Interesting, I view it precisely the opposite. I thought S1 was bold and extremely interesting. S2 was fun, but was a little less interesting and was uneven at times due to the creative shifts behind the scenes. S3 and 4 have been fun, but not nearly as uniquely entertaining to me.
I liked that it didn’t “feel like Star Trek.” I prefer a franchise that moves in different directions and tries different stuff. I’ve got 750 hours of stuff that “feels like Star Trek.” That’s plenty. I preferred DSC trying a completely different tone and take on the universe.
But a lot of people agree with you…so it’s certainly a valid take.

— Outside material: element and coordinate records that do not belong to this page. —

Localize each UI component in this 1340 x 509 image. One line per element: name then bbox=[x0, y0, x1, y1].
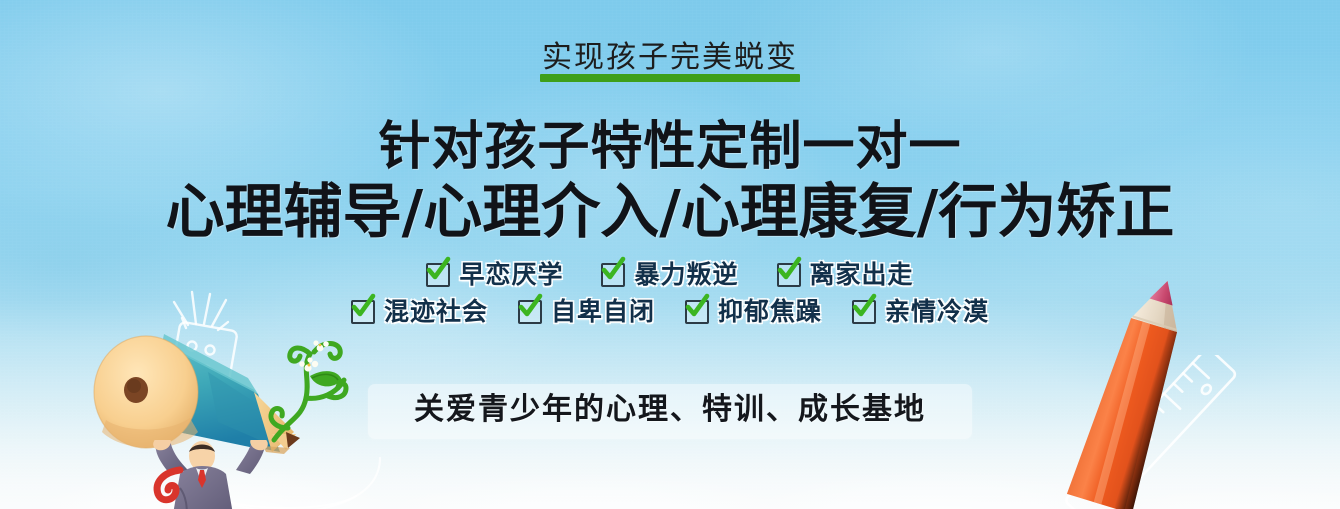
tag-item: 亲情冷漠 bbox=[850, 299, 991, 324]
tag-item: 早恋厌学 bbox=[424, 262, 565, 287]
tag-label: 离家出走 bbox=[810, 262, 914, 287]
check-box-icon bbox=[351, 300, 375, 324]
tag-item: 自卑自闭 bbox=[516, 299, 657, 324]
eyebrow-text: 实现孩子完美蜕变 bbox=[538, 41, 802, 82]
banner-content: 实现孩子完美蜕变 针对孩子特性定制一对一 心理辅导/心理介入/心理康复/行为矫正… bbox=[0, 0, 1340, 509]
tag-label: 暴力叛逆 bbox=[634, 262, 738, 287]
headline-line-2: 心理辅导/心理介入/心理康复/行为矫正 bbox=[0, 181, 1340, 242]
tag-label: 早恋厌学 bbox=[459, 262, 563, 287]
footer-plaque-wrap: 关爱青少年的心理、特训、成长基地 bbox=[0, 384, 1340, 439]
problem-tag-list: 早恋厌学 暴力叛逆 离家出走 bbox=[0, 262, 1340, 324]
check-box-icon bbox=[601, 263, 625, 287]
tag-label: 自卑自闭 bbox=[551, 299, 655, 324]
check-box-icon bbox=[426, 263, 450, 287]
tag-label: 亲情冷漠 bbox=[885, 299, 989, 324]
tag-item: 离家出走 bbox=[775, 262, 916, 287]
headline-line-1: 针对孩子特性定制一对一 bbox=[0, 120, 1340, 174]
tag-item: 混迹社会 bbox=[349, 299, 490, 324]
tag-row-1: 早恋厌学 暴力叛逆 离家出走 bbox=[0, 262, 1340, 287]
check-box-icon bbox=[777, 263, 801, 287]
tag-label: 混迹社会 bbox=[384, 299, 488, 324]
page-title: 针对孩子特性定制一对一 心理辅导/心理介入/心理康复/行为矫正 bbox=[0, 120, 1340, 241]
tag-item: 暴力叛逆 bbox=[599, 262, 740, 287]
check-box-icon bbox=[685, 300, 709, 324]
footer-plaque: 关爱青少年的心理、特训、成长基地 bbox=[368, 384, 972, 439]
tag-row-2: 混迹社会 自卑自闭 抑郁焦躁 bbox=[0, 299, 1340, 324]
tag-label: 抑郁焦躁 bbox=[718, 299, 822, 324]
promo-banner: 实现孩子完美蜕变 针对孩子特性定制一对一 心理辅导/心理介入/心理康复/行为矫正… bbox=[0, 0, 1340, 509]
check-box-icon bbox=[852, 300, 876, 324]
eyebrow-wrap: 实现孩子完美蜕变 bbox=[0, 41, 1340, 82]
footer-text: 关爱青少年的心理、特训、成长基地 bbox=[414, 392, 926, 427]
check-box-icon bbox=[518, 300, 542, 324]
tag-item: 抑郁焦躁 bbox=[683, 299, 824, 324]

So here's the thing. I think in a different world, I would agree with you. Like 15+ years ago during the height of "Enterprise sucks and Battlestar Galactica is sexy", I wrote a "fan pitch" for a entire TOS reboot (with a lot of inspiration from BSG) that Discovery S1 and S2, in many ways was similar to. The Klingons were the big villain, new designs for everything, recast the original crew, keep Pike around, throw in a few TNG-era characters in this new continuity. It wasn't very good but it was a departure from Berman Trek was we knew it. I posted it here (on my old account) and people liked it for what it was.
I think there is TREMENDOUS value in doing things different.
That said, Discovery is not the show to be that for two reasons. First, it's the only live action show on the ship - the flagship so to speak and the first new show of the "third era" of Star Trek, which means it sets the baseline like TNG did before it for "what Star Trek is". That's been the most frustrating part of Discovery because it's creative upheavals, it's fucking with 23rd century canon created a very unstable baseline that the show has been constantly trying to repair. Moving to the 32nd century and many changes to the show resolves much of that. Secondly, and related, the flagship Star Trek show should be an entryway to all things Star Trek, not the show that did things different. DS9 (my favorite Trek) was allowed to flourish, in part, because TNG and Voyager were the "baseline Trek" shows.
Discovery going truly off the beaten path would have worked under one of the two following conditions (1) it was declared to be a clear reboot in a new universe and not a continuation of a specific canon or (2) It was the 2nd live action show on a ship, not the flagship show, while the franchise flagship was basically TNG++ in the 25th century or something.
The way Discovery is now makes me want to stick with the 32nd century like we stuck with the 24th. In fact, I'm less interested in a potential post-Picard 25th century show than I am a post-Discovery 32nd (or 33rd) century show. We wanted Trek to move forward to the future... well it moved forward a lot more than we expected. But the consequence to this is that it's made, for me at least, S1 unwatchable and S2 only somewhat watcable, in a way that simply isn't the case for other Trek shows.